А на званых обедах, когда я с Йозефом сижу визави с Евой и Адольфом, я улыбаюсь широко, белозубо. Губы мои накрашены помадой цвета красного яблока. Я сегодня долго сидела перед зеркалом, выщипывала брови. Йозеф заказал мне румяна и пудру из Парижа. Йозеф заботливый. Он так заботится о детях.

Где ваши детки, фрау Геббельс?

С бонной, мой Фюрер.

Я первая ударяю своим бокалом о его бокал. Звон плывет над роскошно сервированным столом. Ева глядит на нас обоих глазами побитой собаки. Йозеф глядит на нас обоих глазами злого цепного пса.

[эшелон]

Два вагона стальные. Три -- деревянные. Потом опять сцепленная железными трубами сталь; в ее трясущемся брюхе -- оружие, а может, деньги, а может, трупы, а может, нечто иное, и нет имени ему.

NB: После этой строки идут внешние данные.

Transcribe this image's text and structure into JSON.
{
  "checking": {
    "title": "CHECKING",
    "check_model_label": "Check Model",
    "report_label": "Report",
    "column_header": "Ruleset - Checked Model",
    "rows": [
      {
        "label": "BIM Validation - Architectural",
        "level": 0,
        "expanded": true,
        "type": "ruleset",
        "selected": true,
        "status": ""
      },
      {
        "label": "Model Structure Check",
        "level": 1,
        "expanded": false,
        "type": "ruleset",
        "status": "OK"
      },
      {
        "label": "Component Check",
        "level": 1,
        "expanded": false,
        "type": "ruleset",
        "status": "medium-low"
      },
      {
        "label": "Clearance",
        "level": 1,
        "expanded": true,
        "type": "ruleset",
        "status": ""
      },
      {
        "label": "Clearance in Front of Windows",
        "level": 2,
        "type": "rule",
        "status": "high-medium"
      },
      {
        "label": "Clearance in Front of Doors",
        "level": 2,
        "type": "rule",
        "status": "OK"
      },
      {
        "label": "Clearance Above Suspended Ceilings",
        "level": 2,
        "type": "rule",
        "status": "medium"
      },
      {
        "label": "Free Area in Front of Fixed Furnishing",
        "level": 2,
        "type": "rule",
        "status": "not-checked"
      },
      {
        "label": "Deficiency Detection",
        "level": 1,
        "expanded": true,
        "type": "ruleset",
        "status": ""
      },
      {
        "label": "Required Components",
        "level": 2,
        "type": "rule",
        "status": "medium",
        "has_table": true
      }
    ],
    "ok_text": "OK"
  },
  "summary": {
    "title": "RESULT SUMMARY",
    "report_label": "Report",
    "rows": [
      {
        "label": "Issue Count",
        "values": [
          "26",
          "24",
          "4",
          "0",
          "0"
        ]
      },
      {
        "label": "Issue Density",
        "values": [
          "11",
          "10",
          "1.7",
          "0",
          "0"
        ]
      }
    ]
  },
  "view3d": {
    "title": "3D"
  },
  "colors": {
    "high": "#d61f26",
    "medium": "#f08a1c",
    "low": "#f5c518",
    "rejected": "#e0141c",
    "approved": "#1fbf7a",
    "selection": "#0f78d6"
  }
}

Нет имени войне. Она просто идет, и все.

Идет человек. Идет по снегу волк в лесу, ступая осторожно, в след другому волку. Идет ветер, ураган идет, буря, и все прячутся по домам, по избам, по подполам и погребам. Медленно, торжественно и сонно идет Земля в кромешной тишине и черной пустоте.

Вот идет поезд, он зовется эшелон, и в дощатых его вагонах везут людей. Куда везут их? Они сидят на лавках, на полках вагонных; в иных вагонах полок нет -- сидят на полу, устланном соломой, и чувствуют себя скотом, коровами и лошадьми; в щели вагона тянет гарью, слышны крики, слышен грохот разрывов, мужской мат, немецкий собачий лай: немцы тоже умеют ругаться, но наш народ не понимает их плюющейся злобы, и хорошо.

Они -- это мы: люди Советской страны.

И мы никогда не станем ими. Никогда.

Люди разные, страны разные. Хоть сто пактов о ненападении подпиши, все равно друг на друга нападут. Когда-нибудь.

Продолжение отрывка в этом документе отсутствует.